Up against arithmetic of caste combination, the on-paper strength of the Samajwadi Party (SP)-Bahujan Samaj Party (BSP) alliance, and some amount of disillusionment over lack of employment opportunities, the BJP is trying to make it a contest between politics of development and caste to retain Ghazipur seat in eastern UP.
The development and public welfare works done in the constituency over the last five years are the key highlights in the party’s campaign for its candidate, Union Minister of State for Railways Manoj Sinha, up against the alliance candidate, Afzal Ansari of the BSP.
Lok Sabha Elections 2019: Polling schedule, results date, constituency-wise results, FAQs, key candidates
Afzal is brother of jailed BSP MLA Mukhtar Ansari, known to be a baahubali (muscleman). In 2014, when Sinha won by polling 31 per cent votes, the combined vote strength of the unsuccessful SP and BSP candidates were nearly 51 per cent.
At a rally in Ghazipur on May 11, Prime Minister Narendra Modi stressed on that very “development” line. Stating that work done in the constituency is visible, he asked the people, “Kamwa chahi ki jaatiwad chahi?

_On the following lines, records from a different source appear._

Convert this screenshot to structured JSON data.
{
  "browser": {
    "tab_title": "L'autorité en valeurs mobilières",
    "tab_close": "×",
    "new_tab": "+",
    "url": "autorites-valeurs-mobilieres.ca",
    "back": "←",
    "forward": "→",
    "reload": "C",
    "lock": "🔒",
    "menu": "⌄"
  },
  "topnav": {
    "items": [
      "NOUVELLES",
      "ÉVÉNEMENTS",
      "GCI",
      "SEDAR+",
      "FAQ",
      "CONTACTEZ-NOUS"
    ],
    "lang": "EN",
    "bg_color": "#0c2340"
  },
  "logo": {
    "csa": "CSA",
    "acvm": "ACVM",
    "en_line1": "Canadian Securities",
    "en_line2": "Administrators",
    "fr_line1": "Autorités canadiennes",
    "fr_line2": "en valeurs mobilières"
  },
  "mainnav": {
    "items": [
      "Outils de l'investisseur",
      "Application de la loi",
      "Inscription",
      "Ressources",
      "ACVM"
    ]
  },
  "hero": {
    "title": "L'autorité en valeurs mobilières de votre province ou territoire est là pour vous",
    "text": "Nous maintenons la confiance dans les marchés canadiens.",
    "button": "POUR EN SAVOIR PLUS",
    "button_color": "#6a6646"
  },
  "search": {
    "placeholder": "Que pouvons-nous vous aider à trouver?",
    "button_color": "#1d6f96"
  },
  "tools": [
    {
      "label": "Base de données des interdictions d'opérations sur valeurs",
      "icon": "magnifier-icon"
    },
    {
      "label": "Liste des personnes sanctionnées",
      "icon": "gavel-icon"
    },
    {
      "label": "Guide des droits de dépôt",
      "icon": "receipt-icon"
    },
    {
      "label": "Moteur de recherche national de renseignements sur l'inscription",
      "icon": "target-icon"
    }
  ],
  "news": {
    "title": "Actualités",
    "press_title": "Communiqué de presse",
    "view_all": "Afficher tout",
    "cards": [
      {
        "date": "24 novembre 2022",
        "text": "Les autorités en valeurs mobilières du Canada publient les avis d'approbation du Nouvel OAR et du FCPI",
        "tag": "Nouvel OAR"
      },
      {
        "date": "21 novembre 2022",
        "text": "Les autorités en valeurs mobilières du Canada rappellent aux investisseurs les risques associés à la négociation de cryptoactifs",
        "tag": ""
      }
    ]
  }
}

Shanti aur sammaan chahi ki mafia ki dhauns chah? (Do you want work or casteism? Do you want peace and respect or mafia intimidation?)”

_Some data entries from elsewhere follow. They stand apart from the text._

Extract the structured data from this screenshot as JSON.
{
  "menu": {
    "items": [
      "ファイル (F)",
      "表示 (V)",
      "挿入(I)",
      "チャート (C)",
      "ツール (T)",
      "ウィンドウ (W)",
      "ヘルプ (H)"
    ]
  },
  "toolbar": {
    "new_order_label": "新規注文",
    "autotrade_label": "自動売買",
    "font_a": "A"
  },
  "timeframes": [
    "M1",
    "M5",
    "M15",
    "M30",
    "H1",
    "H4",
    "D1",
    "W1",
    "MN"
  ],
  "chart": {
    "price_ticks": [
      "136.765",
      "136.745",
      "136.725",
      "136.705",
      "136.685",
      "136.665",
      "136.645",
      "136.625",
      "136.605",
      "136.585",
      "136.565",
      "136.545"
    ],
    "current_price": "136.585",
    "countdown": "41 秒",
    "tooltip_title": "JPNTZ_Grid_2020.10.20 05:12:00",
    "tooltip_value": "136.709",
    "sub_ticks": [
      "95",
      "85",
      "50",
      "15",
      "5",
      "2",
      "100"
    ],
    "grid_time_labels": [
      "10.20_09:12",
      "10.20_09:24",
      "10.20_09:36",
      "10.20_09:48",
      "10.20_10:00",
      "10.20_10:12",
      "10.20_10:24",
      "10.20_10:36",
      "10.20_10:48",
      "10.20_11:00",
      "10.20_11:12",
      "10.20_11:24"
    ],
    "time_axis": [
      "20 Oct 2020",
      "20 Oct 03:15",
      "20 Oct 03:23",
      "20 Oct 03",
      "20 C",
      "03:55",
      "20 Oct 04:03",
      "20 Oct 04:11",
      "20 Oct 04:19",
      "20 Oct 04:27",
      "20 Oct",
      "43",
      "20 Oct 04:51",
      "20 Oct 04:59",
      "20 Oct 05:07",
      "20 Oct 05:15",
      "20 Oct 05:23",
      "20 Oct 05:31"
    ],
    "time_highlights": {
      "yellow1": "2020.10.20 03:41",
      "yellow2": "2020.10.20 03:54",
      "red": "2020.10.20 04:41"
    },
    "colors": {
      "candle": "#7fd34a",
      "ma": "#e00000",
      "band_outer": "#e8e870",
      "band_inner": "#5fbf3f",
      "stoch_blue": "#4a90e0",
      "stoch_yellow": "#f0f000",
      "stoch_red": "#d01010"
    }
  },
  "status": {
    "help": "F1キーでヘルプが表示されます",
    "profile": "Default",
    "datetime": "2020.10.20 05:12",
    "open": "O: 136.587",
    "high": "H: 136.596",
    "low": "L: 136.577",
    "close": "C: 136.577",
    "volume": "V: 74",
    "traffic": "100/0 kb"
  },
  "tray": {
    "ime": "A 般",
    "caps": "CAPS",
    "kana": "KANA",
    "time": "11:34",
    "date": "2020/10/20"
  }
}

The under-construction highway connecting Varanasi with Ghazipur, revamp of railway stations, and development of various other railway projects in the district may have led to a goodwill for Sinha, but unavailability of jobs and the caste factors appear to be influencing a large chunk of voters in favour of the opposition alliance.
In all, BJP lists around 75 major development and welfare works that Sinha has done for the constituency.
But Lalji Yadav, resident of Mahmoodpur village, barely 100 metres from a DEMU shed developed by the Railways next to Aunrihar railway station, did not appear much impressed. “I have always received help under SP governments in the state, and I always vote for the party. My two daughters received laptops when Akhilesh Yadav was the chief minister. Since SP is in alliance with BSP this time, I will vote for Afzal Ansari,” he said.
Adjacent Saimalpur village has nearly 500 voters from Rajbhar community. While many villagers praised Sinha’s work as a Union minister and the Narendra Modi government’s “action against terror”, the youth complained about lack of employment opportunities.
“No recruitment process has been completed in the state in the last two years under a BJP government. Beautification of railway stations is not going to give me a government job,” said Anuj Rajbhar, a graduation student.
In nearby Chamrauti village, primarily comprising Dalit residents, Kamal Kumar said Sinha has only utilised the Railways budget for development projects. “Why should I vote for him? Problems of my everyday life will be addressed only when the BSP comes to power. Only Behanji (BSP chief Mayawati) speaks about us – I have to strengthen Behanji politically (by voting for BSP),” he said.
To make it a seamless alliance, local SP and BSP units are holding joint nukkad sabhas (meetings in localities). SP chief Akhilesh Yadav addressed a joint rally with Mayawati in support of Ansari in Ghazipur on May 13.
Akhilesh’s presence at the venue held significance, as the SP, under pressure from the then CM, had called off the Ansari brothers-led Quami Ekta Dal’s merger with it in 2016. The merger plans had been mediated by Akhilesh’s uncle Shivpal Singh Yadav.
A BSP leader said, “Local BJP workers are referring to that 2016 incident and spreading a rumour that the SP leadership is was not backing Afzal Ansari. Akhilesh’s joint address with Behenji for Ansari will wipe out all such baseless rumours.”
SP district president Nanhku Singh Yadav said, “When the SP and BSP have reunited after 26 years, everything that occurred in the interim are now meaningless. The party leadership has directed us to actively support the BSP candidate.”